What this calculator does
Give it two points in the plane, P(x1, y1) and Q(x2, y2), and it returns the equation of the straight line through them in slope-intercept form, \(y = a\cdot x + b\). It also reports the distance between the two points and the slope angle (inclination) of the line, which you can display in degrees or radians.
How to use it
Enter the coordinates of both points. Choose whether you want the slope angle in degrees (default) or radians. The calculator instantly computes the slope \(a\), the y-intercept \(b\), the distance PQ, and the angle theta. Coordinates are plain dimensionless numbers, so any consistent unit works for the distance output.
The formula explained
Let \(dx = x_2 - x_1\) and \(dy = y_2 - y_1\). The slope is \(a = dy / dx\) (rise over run). The y-intercept is $$b = \frac{x_2\cdot y_1 - x_1\cdot y_2}{x_2 - x_1},$$ which is equivalent to \(b = y_1 - a\cdot x_1\).
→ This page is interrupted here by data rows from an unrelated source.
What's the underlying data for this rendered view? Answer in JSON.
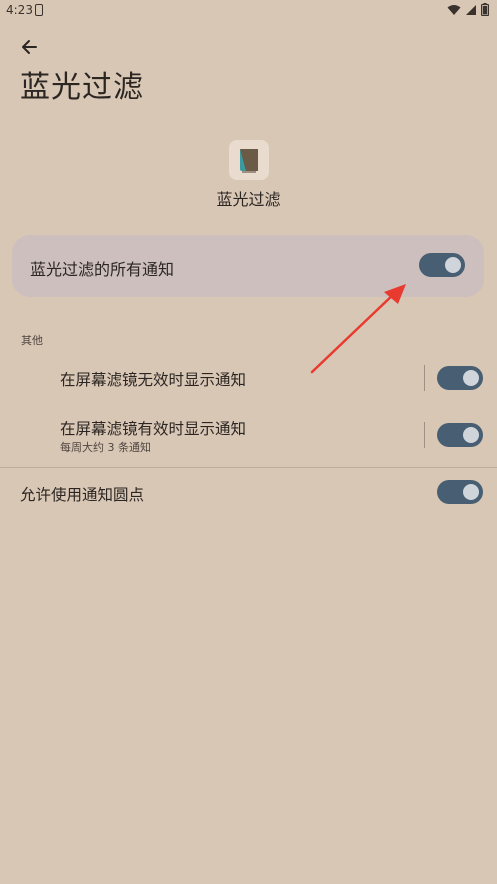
{
  "status_bar": {
    "time": "4:23"
  },
  "header": {
    "title": "蓝光过滤"
  },
  "app": {
    "name": "蓝光过滤",
    "icon": "app-icon"
  },
  "main_toggle": {
    "label": "蓝光过滤的所有通知",
    "enabled": true
  },
  "section": {
    "header": "其他",
    "items": [
      {
        "title": "在屏幕滤镜无效时显示通知",
        "subtitle": "",
        "enabled": true
      },
      {
        "title": "在屏幕滤镜有效时显示通知",
        "subtitle": "每周大约 3 条通知",
        "enabled": true
      }
    ]
  },
  "dot_setting": {
    "label": "允许使用通知圆点",
    "enabled": true
  },
  "colors": {
    "background": "#d9c7b6",
    "card": "#cdbfbd",
    "toggle_track": "#485e73",
    "annotation_arrow": "#e83a2f"
  }
}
The distance follows from the Pythagorean theorem: $$d = \sqrt{dx^2 + dy^2}.$$ The slope angle is \(\theta = \arctan(dy / dx)\), measured from the positive x-axis: a positive angle means the line rises to the right, negative means it falls to the right.
Worked example
For P(-4, -1) and Q(2, 2): \(dx = 6\), \(dy = 3\). Slope \(a = 3/6 = 0.5\). Intercept $$b = \frac{2\cdot(-1) - (-4)\cdot 2}{6} = \frac{-2 + 8}{6} = 1,$$ so the line is \(y = 0.5\cdot x + 1\). Distance $$= \sqrt{36 + 9} = \sqrt{45} \approx 6.7082.$$ Angle \(= \arctan(0.5) \approx 0.4636\ \text{rad} \approx 26.565^\circ\).
FAQ
What happens for a vertical line? When \(x_2 = x_1\), the line is parallel to the y-axis. Its slope-intercept form is indeterminate, so slope and intercept return infinity; the distance still equals \(|y_2 - y_1|\) and the angle is \(\pm 90^\circ\).
What about a horizontal line? If \(y_2 = y_1\), the slope is 0 and the angle is 0, giving the equation \(y = b\).
What if both points are the same? The distance is 0 and the line is undefined, since infinitely many lines pass through a single point.